Samuel Moyn stellt in seinem Beitrag fest, dass es in den 1930er bzw. 1940er Jahren der Menschenrechtsdiskurs vor allem ein Diskurs war, der die christlichen Menschenrechte thematisierte. Nicht mit dem heute mitunter vorgebrachten – links/liberalen – Argument, dass die Menschenrechte notwendiger Ausfluss des Evangeliums seien, sondern vielmehr mit einem eher konservativen, sozusagen ordnungstheologischen Argument: Die Würde des Menschen und dessen unveräußerlichen Recht sind teil der von Gott gewollten Schöpfungsordnung. Sie sind Ausfluss eines höheren (Natur-)Rechts. Das heißt aber auch, so Moyn: „To a rather disturbing extent, human rights and especially human dignity had no necessary correlation with liberal democracy. Certainly not in 1942, when Christian figures like the pope were not yet (to the extent they ever became) friends of that regime.“

Als Reaktion auf die menschenfeindliche Exzesse von Nationalsozialismus und Stalinismus war die Idee der unveräußerlichen Menschenrechte folglich ein Ruf nicht zu mehr Freiheit, sondern ein Ruf zu mehr Ordnung, welche die Freiheitsrechte zu garantieren habe. In Moyns Worten: „Christian human rights were part and parcel of a reformulation of conservatism in the name of vision of moral constraint, not human liberation or individual liberation.“

Dies deckt sich mit einer weiteren Beobachtung:

Die rechtliche Aufarbeitung des Nationalsozialismus geschah nicht selten unter einem eben solchen ordungspolitischen Gedanken, der offen war für die Idee des übergesetzlichen Naturrechts. Das gesetzliche Unrecht zwischen 1933 und 1945 wurde im Namen der universalen Menschenrechte mit einem übergesetzlichen Recht konfrontiert. Der Rechtsphilosoph Gustav Radbruch zitiert 1946 in einem Aufsatz („Gesetzliches Unrecht und übergesetzliches Recht“) einen Generalstaatsanwalt aus Sachsen mit den Worten:

„Kein Richter kann sich auf ein Gesetz berufen und die Rechtssprechung danach handhaben, auf ein Gesetz, das nicht nur ungerecht, das verbrecherisch ist. Wir berufen uns auf die Menschenrechte, die über allen geschriebenen Satzungen stehen, auf das unentziehbare, unvordenkliche Recht, das verbrecherischen Befehlen unmenschlicher Tyrannen Geltung versagt.“ (zitiert nach: Gustav Radbruch 1990: Rechtsphilosophie III, bearb. von Winfried Hassemer, Radbruch-Gesamtausgabe Bd. 3, Heidelberg, 87).

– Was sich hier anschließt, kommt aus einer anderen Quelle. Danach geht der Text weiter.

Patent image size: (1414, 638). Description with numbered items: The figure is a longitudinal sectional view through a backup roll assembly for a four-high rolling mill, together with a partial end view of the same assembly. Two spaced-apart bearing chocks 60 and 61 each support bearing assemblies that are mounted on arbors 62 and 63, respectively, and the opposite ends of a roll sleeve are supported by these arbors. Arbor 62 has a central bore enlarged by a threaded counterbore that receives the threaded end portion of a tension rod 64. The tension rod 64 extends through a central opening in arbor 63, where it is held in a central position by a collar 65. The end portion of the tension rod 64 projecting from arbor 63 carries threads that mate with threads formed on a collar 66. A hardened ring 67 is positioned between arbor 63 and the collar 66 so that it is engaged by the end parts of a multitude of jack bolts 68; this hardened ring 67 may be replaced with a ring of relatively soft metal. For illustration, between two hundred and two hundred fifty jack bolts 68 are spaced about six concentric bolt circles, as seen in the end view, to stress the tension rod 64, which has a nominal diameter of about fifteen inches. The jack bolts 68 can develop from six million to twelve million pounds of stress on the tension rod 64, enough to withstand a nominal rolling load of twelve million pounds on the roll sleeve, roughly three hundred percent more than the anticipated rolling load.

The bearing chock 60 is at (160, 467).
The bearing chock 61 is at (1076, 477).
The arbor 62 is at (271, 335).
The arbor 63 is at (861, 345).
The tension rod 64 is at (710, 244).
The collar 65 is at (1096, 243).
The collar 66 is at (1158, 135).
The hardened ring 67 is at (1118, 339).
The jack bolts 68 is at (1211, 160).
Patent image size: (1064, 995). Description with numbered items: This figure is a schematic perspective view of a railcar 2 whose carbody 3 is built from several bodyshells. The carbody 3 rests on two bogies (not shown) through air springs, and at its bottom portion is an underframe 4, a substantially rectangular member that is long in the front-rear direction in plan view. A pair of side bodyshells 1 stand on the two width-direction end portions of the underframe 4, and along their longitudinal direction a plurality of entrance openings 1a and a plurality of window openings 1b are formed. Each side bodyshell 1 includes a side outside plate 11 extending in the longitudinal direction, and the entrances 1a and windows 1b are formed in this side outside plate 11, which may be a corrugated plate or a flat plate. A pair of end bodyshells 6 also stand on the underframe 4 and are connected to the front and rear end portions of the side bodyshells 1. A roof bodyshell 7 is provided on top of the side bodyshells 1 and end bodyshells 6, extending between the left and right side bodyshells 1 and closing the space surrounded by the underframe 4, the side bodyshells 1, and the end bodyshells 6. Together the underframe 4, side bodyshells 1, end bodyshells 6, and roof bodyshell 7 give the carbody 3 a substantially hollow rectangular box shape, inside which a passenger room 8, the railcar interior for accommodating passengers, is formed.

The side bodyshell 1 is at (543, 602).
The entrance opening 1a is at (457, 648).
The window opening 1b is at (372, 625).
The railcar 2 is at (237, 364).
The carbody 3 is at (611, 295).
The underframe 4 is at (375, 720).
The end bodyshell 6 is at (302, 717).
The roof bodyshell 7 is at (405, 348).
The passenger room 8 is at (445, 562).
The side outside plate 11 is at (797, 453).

Wenn politische, demokratische Verfahren versagen, der gesellschaftliche Diskurs sich von Eigentlichkeitspathos einlullen lässt und positives Recht zum willfährigen Instrument von Tyrannen wird, da lassen sich die Menschenrechte anscheinend nur noch über den Rückgriff auf eine höhere Ordnung absichern.

Menschenrechte mögen also Freiheit für den Einzelnen und für Gruppen bedeuten, sie wurzeln aber nicht in dieser Freiheit. Sie stehen vielmehr auf dem Fundament einer gerechten, nicht kontingenten Ordnung, die menschlicher Willkür entrückt ist. Diese Ordnung überdauert demokratische wie tyrannische Zeiten, ist also „konservativ“. Auf der Grundlage dieser Ordnung lassen sich Urteile fällen im Namen der universalen Menschenrechte.